Dreeben replies that Jones “involved government surveillance. It involved attaching a GPS device to the car.” This case, by contrast, is about acquiring a provider’s business records. It is at this point that Justice Neil Gorsuch steps in on the side of the ACLU. He suggests that there is also a “property-based approach to privacy that has to be considered.” Then he and Dreeben interrupt one another for a lengthy period of time as Gorsuch demands that Dreeben stop fighting his hypothetical. Gorsuch demands that he concede that there is a property right here, and Dreeben says he refuses to concede to the “existence of a property right that resembles no property right that’s existed.” Now it’s the old people’s turn to look uncomfortable.

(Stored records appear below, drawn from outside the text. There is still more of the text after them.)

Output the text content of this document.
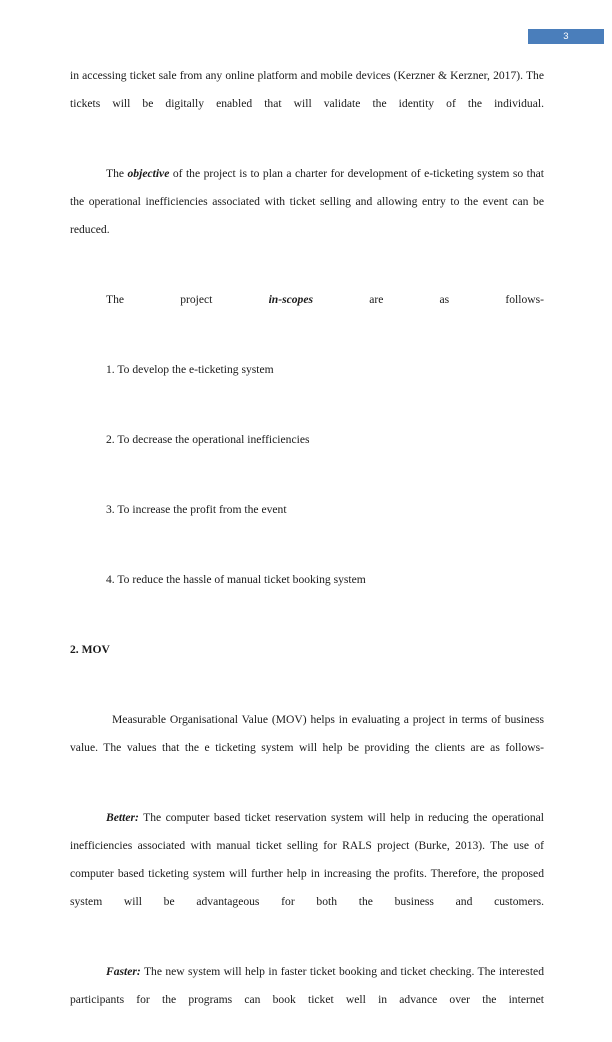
3

in accessing ticket sale from any online platform and mobile devices (Kerzner & Kerzner, 2017). The tickets will be digitally enabled that will validate the identity of the individual.

The objective of the project is to plan a charter for development of e-ticketing system so that the operational inefficiencies associated with ticket selling and allowing entry to the event can be reduced.

The project in-scopes are as follows-

1. To develop the e-ticketing system

2. To decrease the operational inefficiencies

3. To increase the profit from the event

4. To reduce the hassle of manual ticket booking system

2. MOV

Measurable Organisational Value (MOV) helps in evaluating a project in terms of business value. The values that the e ticketing system will help be providing the clients are as follows-

Better: The computer based ticket reservation system will help in reducing the operational inefficiencies associated with manual ticket selling for RALS project (Burke, 2013). The use of computer based ticketing system will further help in increasing the profits. Therefore, the proposed system will be advantageous for both the business and customers.

Faster: The new system will help in faster ticket booking and ticket checking. The interested participants for the programs can book ticket well in advance over the internet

Dreeben insists again that there is an “element of voluntariness in signing up for a bank account and using a debit card to purchase everything in your life.” But the chief justice pushes back, citing Riley v. California, the cellphone privacy case in which the court found, as Roberts puts it, “that you really don’t have a choice these days if you want to have a cellphone.”

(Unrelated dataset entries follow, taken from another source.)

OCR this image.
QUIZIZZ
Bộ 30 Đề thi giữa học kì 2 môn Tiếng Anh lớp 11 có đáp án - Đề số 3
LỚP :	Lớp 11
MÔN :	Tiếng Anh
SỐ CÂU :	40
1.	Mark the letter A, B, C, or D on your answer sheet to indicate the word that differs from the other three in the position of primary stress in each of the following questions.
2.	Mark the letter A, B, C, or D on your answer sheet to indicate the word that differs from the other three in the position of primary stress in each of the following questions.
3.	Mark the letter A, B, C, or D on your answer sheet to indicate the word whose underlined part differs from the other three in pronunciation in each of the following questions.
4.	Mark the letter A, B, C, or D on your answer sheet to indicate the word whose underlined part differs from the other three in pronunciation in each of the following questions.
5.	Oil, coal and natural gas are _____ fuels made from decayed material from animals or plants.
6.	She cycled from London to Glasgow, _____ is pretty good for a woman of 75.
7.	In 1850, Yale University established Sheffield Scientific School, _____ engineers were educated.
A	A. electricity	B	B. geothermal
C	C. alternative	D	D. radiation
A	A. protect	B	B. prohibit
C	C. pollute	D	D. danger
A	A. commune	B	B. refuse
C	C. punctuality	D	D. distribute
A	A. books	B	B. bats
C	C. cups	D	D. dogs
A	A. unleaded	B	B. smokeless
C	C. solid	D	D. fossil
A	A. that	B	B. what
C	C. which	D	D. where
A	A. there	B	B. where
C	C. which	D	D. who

Gorsuch will go on to thump away on his property rights argument, demanding of Dreeben whether the government can “generally acknowledge a property right but then strip it of any Fourth Amendment protection.” And Kagan will contend that writing off all intimate information as “third-party data” is basically just saying that all of “the other factors that you might think in a sensible world would matter to this question is trumped by the fact that the government is doing this by subpoena, rather than by setting up its own cell towers.”

Other than Alito and Kennedy, it’s hard to find much sympathy for the government’s contention that all your location information is voluntarily surrendered to your carrier and contains nothing intimate about your life. In an intriguing way, the dividing line at the court on cellphone privacy has less to do with ideology than with age. Sotomayor may not take her iPhone to bed with her, but both Gorsuch and Kagan clearly know people who do. Ginsburg is basically 32 at heart, and Justice Stephen Breyer—waxing metaphysical on Wednesday about the geographic location of one’s physical body—proves that privacy is sufficiently meta to be everywhere and nowhere. The government seems content to let Congress figure this out or wait and see whether more cellphone towers might make us more free in the future. Happily, the majority of the court seems to recognize that the Framers would no more want AT&T to root through your papers and hand them to the government than they would want the government to do such a thing itself.

By the way, my train is in Wilmington, Delaware, right now. But I wanted you to know that.